Поэт приходит в мир, дабы снова и снова открывать его гармонию (увы, не отменяющую трагизма), его красоту и величие (увы, не спасающие от земного зла и конечности всего сущего). Открывать же божественную природу мира и человека способен лишь тот, кто их видит. Видит подробности, детали, конкретику обстоятельств. Видит неповторимое в калейдоскопе повторяемостей.

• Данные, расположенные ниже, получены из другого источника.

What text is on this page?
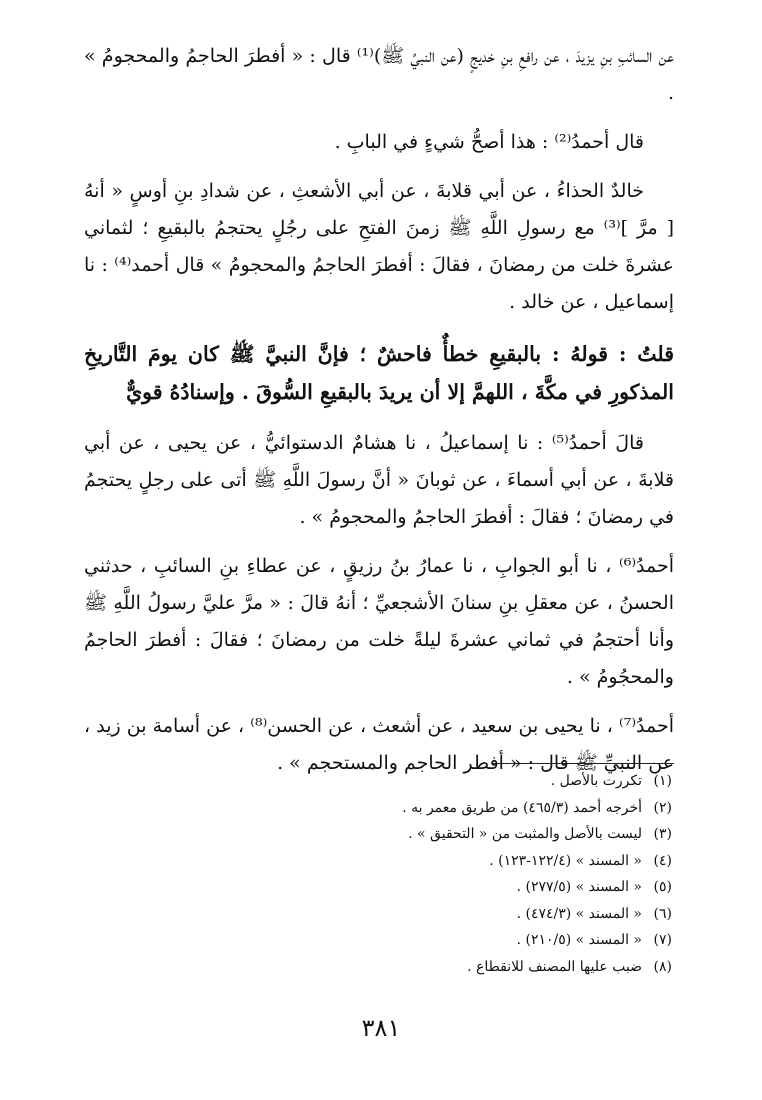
عن السائبِ بنِ يزيدَ ، عن رافعِ بنِ خديجٍ (عن النبيِّ ﷺ)⁽¹⁾ قال : « أفطرَ الحاجمُ والمحجومُ » .

قال أحمدُ⁽²⁾ : هذا أصحُّ شيءٍ في البابِ .

خالدٌ الحذاءُ ، عن أبي قلابةَ ، عن أبي الأشعثِ ، عن شدادِ بنِ أوسٍ « أنهُ [ مرَّ ]⁽³⁾ مع رسولِ اللَّهِ ﷺ زمنَ الفتحِ على رجُلٍ يحتجمُ بالبقيعِ ؛ لثماني عشرةَ خلت من رمضانَ ، فقالَ : أفطرَ الحاجمُ والمحجومُ » قال أحمد⁽⁴⁾ : نا إسماعيل ، عن خالد .

قلتُ : قولهُ : بالبقيعِ خطأٌ فاحشٌ ؛ فإنَّ النبيَّ ﷺ كان يومَ التَّاريخِ المذكورِ في مكَّةَ ، اللهمَّ إلا أن يريدَ بالبقيعِ السُّوقَ . وإسنادُهُ قويٌّ

قالَ أحمدُ⁽⁵⁾ : نا إسماعيلُ ، نا هشامٌ الدستوائيُّ ، عن يحيى ، عن أبي قلابةَ ، عن أبي أسماءَ ، عن ثوبانَ « أنَّ رسولَ اللَّهِ ﷺ أتى على رجلٍ يحتجمُ في رمضانَ ؛ فقالَ : أفطرَ الحاجمُ والمحجومُ » .

أحمدُ⁽⁶⁾ ، نا أبو الجوابِ ، نا عمارُ بنُ رزيقٍ ، عن عطاءِ بنِ السائبِ ، حدثني الحسنُ ، عن معقلِ بنِ سنانَ الأشجعيِّ ؛ أنهُ قالَ : « مرَّ عليَّ رسولُ اللَّهِ ﷺ وأنا أحتجمُ في ثماني عشرةَ ليلةً خلت من رمضانَ ؛ فقالَ : أفطرَ الحاجمُ والمحجُومُ » .

أحمدُ⁽⁷⁾ ، نا يحيى بن سعيد ، عن أشعث ، عن الحسن⁽⁸⁾ ، عن أسامة بن زيد ، عن النبيِّ ﷺ قال : « أفطر الحاجم والمستحجم » .

(١)
تكررت بالأصل .
(٢)
أخرجه أحمد (٤٦٥/٣) من طريق معمر به .
(٣)
ليست بالأصل والمثبت من « التحقيق » .
(٤)
« المسند » (١٢٢/٤-١٢٣) .
(٥)
« المسند » (٢٧٧/٥) .
(٦)
« المسند » (٤٧٤/٣) .
(٧)
« المسند » (٢١٠/٥) .
(٨)
ضبب عليها المصنف للانقطاع .
٣٨١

Отсюда тяготение Самойлова к повествованию, «эпосу», историческим и легендарным (да и вполне современным) сюжетам, которое кто-то снисходительно «прощал» поэту, а кто-то злорадно выставлял жирный минус: мол, не дается Самойлову «лирика». На самом деле лирика еще как «давалась», но не менее важно другое. Для того чтобы, отказавшись от «повествования» и «сюжетов», явить себя большим поэтом, надо быть Фетом. (Даже опыт Мандельштама к «чистой лирике» никак не сводится!) Фетом с его невероятной статью, а не тонким (изысканным, благородным и т. п.) «мастером», специализирующимся на изготовлении пейзажей и натюрмортов с в меру метафизической подсветкой!

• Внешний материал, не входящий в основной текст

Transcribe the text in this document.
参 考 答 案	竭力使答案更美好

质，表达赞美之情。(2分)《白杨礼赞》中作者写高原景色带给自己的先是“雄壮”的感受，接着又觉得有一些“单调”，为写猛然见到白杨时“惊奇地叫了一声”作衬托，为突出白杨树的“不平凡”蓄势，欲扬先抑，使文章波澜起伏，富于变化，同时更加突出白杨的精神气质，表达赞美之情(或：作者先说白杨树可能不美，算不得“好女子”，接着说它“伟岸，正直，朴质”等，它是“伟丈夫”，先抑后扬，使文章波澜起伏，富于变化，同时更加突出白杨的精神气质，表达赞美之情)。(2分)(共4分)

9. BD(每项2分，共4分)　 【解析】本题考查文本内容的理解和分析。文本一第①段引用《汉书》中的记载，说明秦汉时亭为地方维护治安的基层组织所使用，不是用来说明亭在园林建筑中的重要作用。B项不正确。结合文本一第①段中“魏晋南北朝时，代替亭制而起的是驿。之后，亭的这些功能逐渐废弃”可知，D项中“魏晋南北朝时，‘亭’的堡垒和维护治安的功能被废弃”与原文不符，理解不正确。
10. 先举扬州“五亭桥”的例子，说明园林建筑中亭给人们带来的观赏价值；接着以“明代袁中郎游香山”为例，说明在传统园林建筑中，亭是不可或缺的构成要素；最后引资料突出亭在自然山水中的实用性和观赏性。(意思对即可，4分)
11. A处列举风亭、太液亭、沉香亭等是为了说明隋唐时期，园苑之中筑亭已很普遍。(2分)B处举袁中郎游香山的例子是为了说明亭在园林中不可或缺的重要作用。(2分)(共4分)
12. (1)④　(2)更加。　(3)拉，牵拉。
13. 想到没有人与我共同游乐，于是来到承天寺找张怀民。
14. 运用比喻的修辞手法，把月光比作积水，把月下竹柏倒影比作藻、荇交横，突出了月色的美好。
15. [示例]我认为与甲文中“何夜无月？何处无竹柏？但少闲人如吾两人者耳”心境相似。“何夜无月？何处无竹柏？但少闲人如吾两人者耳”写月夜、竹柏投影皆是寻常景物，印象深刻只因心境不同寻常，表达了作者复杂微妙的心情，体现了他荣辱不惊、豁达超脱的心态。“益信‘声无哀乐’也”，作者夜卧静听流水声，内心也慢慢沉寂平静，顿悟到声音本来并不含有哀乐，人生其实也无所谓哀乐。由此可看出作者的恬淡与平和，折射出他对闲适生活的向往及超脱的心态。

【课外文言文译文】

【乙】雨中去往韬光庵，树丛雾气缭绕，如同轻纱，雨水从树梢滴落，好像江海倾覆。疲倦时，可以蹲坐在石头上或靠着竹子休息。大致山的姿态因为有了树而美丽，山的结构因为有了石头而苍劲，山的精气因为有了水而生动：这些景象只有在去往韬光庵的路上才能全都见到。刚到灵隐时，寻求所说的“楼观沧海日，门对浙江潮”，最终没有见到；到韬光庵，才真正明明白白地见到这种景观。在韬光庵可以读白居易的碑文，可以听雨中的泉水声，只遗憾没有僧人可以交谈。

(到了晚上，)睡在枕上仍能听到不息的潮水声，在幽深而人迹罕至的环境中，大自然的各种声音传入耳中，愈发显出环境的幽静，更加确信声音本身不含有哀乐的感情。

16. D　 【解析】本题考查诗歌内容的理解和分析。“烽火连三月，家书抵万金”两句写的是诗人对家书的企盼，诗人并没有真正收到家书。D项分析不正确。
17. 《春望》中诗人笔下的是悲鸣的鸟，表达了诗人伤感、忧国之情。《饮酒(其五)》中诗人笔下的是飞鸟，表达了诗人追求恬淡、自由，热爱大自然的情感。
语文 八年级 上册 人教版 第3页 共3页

Пленительных пейзажей у Самойлова великое множество (натюрмортов меньше), только существуют они не сами по себе, а в пространстве культуры и истории и в присутствии вечности. Как и стихи «сюжетные».

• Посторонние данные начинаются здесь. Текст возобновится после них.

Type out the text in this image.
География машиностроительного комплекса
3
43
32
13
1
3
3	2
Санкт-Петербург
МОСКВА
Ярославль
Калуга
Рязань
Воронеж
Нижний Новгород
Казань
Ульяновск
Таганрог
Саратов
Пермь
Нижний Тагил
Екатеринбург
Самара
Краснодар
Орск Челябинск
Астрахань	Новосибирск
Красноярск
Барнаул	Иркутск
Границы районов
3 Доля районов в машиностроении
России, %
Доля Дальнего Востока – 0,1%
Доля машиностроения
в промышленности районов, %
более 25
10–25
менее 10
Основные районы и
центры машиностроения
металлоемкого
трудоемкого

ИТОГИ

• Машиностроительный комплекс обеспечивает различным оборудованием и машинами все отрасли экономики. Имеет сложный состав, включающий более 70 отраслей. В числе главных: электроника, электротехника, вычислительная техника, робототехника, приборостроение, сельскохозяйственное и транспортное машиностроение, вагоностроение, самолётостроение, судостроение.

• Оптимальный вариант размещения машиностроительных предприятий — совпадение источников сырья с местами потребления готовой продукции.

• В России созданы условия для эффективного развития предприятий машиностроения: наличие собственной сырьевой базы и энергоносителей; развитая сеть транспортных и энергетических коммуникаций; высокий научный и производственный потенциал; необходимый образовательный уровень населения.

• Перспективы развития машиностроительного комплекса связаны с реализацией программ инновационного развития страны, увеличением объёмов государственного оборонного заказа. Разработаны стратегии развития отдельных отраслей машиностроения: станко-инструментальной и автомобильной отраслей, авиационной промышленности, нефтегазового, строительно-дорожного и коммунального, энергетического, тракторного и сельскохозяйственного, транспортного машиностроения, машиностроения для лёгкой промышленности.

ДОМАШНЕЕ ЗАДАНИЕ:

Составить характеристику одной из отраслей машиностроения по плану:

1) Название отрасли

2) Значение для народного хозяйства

О чем «ивановский» цикл конца 1940-х – начала 1950-х? О тогдашней современности – бесчеловечном и колдовски заморачивающем сталинском деспотизме, загадка которого мучает поэта? О природе тирании как таковой, в итоге приводящей к бунту и крушащей устои смуте? («Смерть Ивана» написана при жизни его двадцативечного двойника.) Да. Но и об Иване Грозном (в диалоге с тем, что было сказано о деспоте Карамзиным, Пушкиным, А. К. Толстым). О чем «Конец Пугачева» (1965)? О низвержении Хрущева (которого Самойлов однажды назвал «Пугачевым из Центрального Комитета»)? О всегдашнем самозванстве власти, рожденной диким бунтом? О тщете всех идущих сверху «добрых начинаний», раз за разом заставляющей повторять сакраментальное «Снова наша не взяла»? Да. Но и о злосчастном царе Емельке (с оглядкой на Пушкина «Истории Пугачева», «Капитанской дочки» и… «Бесов»). О чем «Смерть императора Максимилиана» (1976)? Об ожидаемом всей страной уходе дряхлеющего генсека и подковерной борьбе кремлевских стариков? О тяжести этой самой власти, ее невыносимости для любого государя, счастье избавления от мучительного бремени? Да. Но и добром маленьком старике, которого народное предание одарило чистой душой, а потому и светлым освобождением из земной юдоли. (Немногим ранее этот смысловой комплекс был представлен в поэме «Струфиан», где Самойлов дал свою версию легенды об уходе Александра I.). Сегодняшнее, давно прошедшее (или давно «придуманное»), вечное непрестанно перемигиваются, подсвечивают друг друга (то ласково, то иронично, то гневно), рокируются, рождая новые и новые смыслы вроде бы давно и всем известного.